Limited electrocatalytic oxidation of As(III) to As(V) constrains the potential of capacitive deionization (CDI) for achieving efficient arsenic removal. In this study, we present a novel approach to incorporate cobalt oxide (CoOx) nanoparticles with activated carbon (AC), referred to as a bifunctional nanocomposite CoOx/AC electrode, and thereby achieve the simultaneous in-situ electrocatalytic oxidation of As(III) and the efficient electrosorption of As(V). The electrochemical measurements of the CoOx/AC electrode, which had a high specific surface area of 540.2 m2 g−1, demonstrated good electrical conductivity and electrocatalytic activity toward the As(III) oxidation reaction. Asymmetric CDI experiments with the CoOx/AC electrodes were performed at 1.2 V in batch-mode for different pH values. It is indicated that elevated pH can enhance the As(III) removal efficiency.

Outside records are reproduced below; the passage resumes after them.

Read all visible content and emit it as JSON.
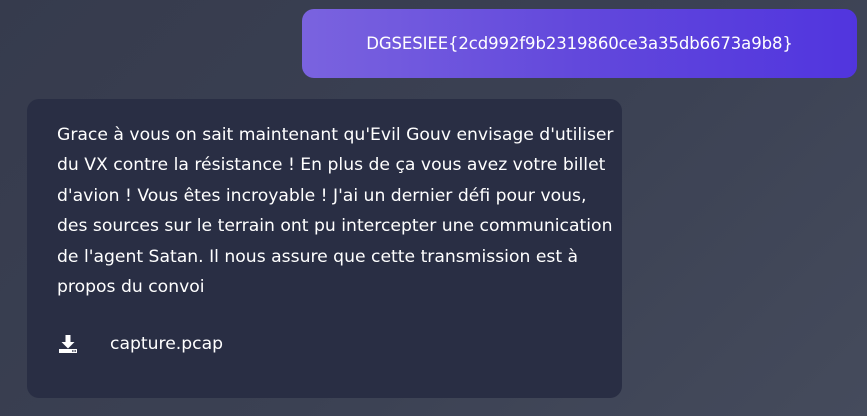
{
  "chat": {
    "user_message": "DGSESIEE{2cd992f9b2319860ce3a35db6673a9b8}",
    "bot_message": "Grace à vous on sait maintenant qu'Evil Gouv envisage d'utiliser du VX contre la résistance ! En plus de ça vous avez votre billet d'avion ! Vous êtes incroyable ! J'ai un dernier défi pour vous, des sources sur le terrain ont pu intercepter une communication de l'agent Satan. Il nous assure que cette transmission est à propos du convoi",
    "attachment": {
      "icon": "download-icon",
      "file_name": "capture.pcap"
    }
  },
  "colors": {
    "background": "#3b4153",
    "user_bubble_start": "#7a63df",
    "user_bubble_end": "#5135de",
    "bot_bubble": "#292e44",
    "text": "#ffffff"
  }
}
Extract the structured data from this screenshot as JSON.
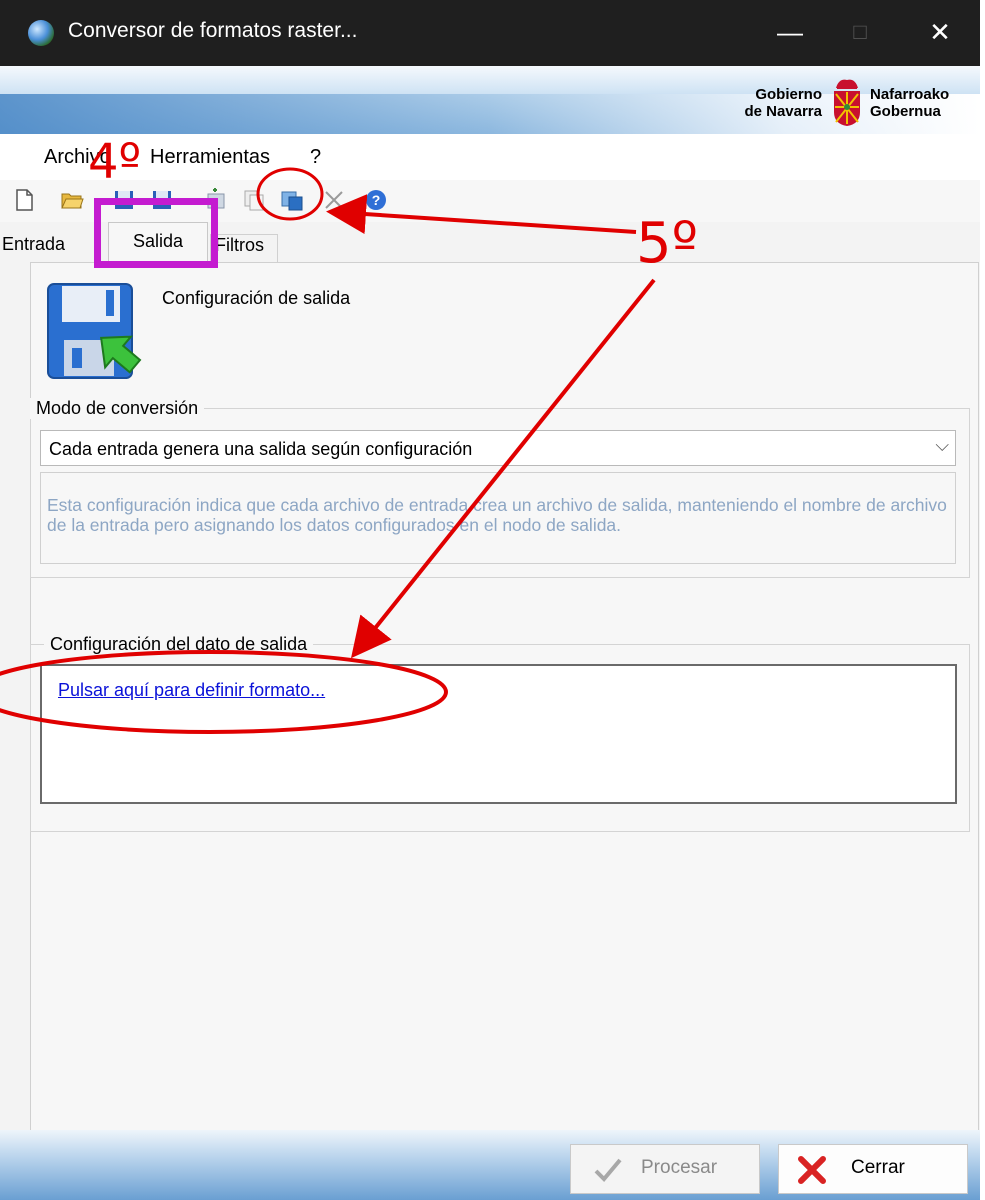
{
  "window": {
    "title": "Conversor de formatos raster...",
    "controls": {
      "minimize": "—",
      "maximize": "□",
      "close": "✕"
    }
  },
  "banner": {
    "logo_left_line1": "Gobierno",
    "logo_left_line2": "de Navarra",
    "logo_right_line1": "Nafarroako",
    "logo_right_line2": "Gobernua"
  },
  "menu": {
    "items": [
      {
        "label": "Archivo"
      },
      {
        "label": "Herramientas"
      },
      {
        "label": "?"
      }
    ]
  },
  "toolbar": {
    "icons": [
      "new-file-icon",
      "open-folder-icon",
      "save-icon",
      "save-as-icon",
      "add-icon",
      "copy-icon",
      "export-icon",
      "delete-icon",
      "help-icon"
    ]
  },
  "tabs": [
    {
      "label": "Entrada"
    },
    {
      "label": "Salida",
      "selected": true
    },
    {
      "label": "Filtros"
    }
  ],
  "salida": {
    "header": "Configuración de salida",
    "modo_legend": "Modo de conversión",
    "modo_value": "Cada entrada genera una salida según configuración",
    "modo_description": "Esta configuración indica que cada archivo de entrada crea un archivo de salida, manteniendo el nombre de archivo de la entrada pero asignando los datos configurados en el nodo de salida.",
    "dato_legend": "Configuración del dato de salida",
    "dato_link": "Pulsar aquí para definir formato..."
  },
  "footer": {
    "procesar_label": "Procesar",
    "cerrar_label": "Cerrar"
  },
  "annotations": {
    "step4": "4º",
    "step5": "5º",
    "color": "#e00000",
    "highlight_color": "#c41bd0"
  }
}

Compared to the AC electrode, the CoOx/AC electrode had a considerably higher electrosorption capacity of 0.75 mg g−1 with a low energy consumption of 0.12 kWh m−3 at pH 10. To obtain insight into the mechanisms, the As(III)/As(V) concentrations and distribution were investigated in a charging–discharging cycle. When the CoOx/AC electrode was used as the anode, the electrocatalytic conversion of As(III) into As(V) was significantly enhanced from 43% to 67%, and then the generated As(V) could be electroadsorbed by electrical double-layer charging, thereby achieving an improvement in As(III) removal. Finally, the single-pass asymmetric CDI operated at ten consecutive charging–discharging cycles further demonstrated the great feasibility of using the CoOx/AC electrode to promote the in-situ electrocatalytic oxidation of As(III) for remediation of arsenic-contaminated groundwater.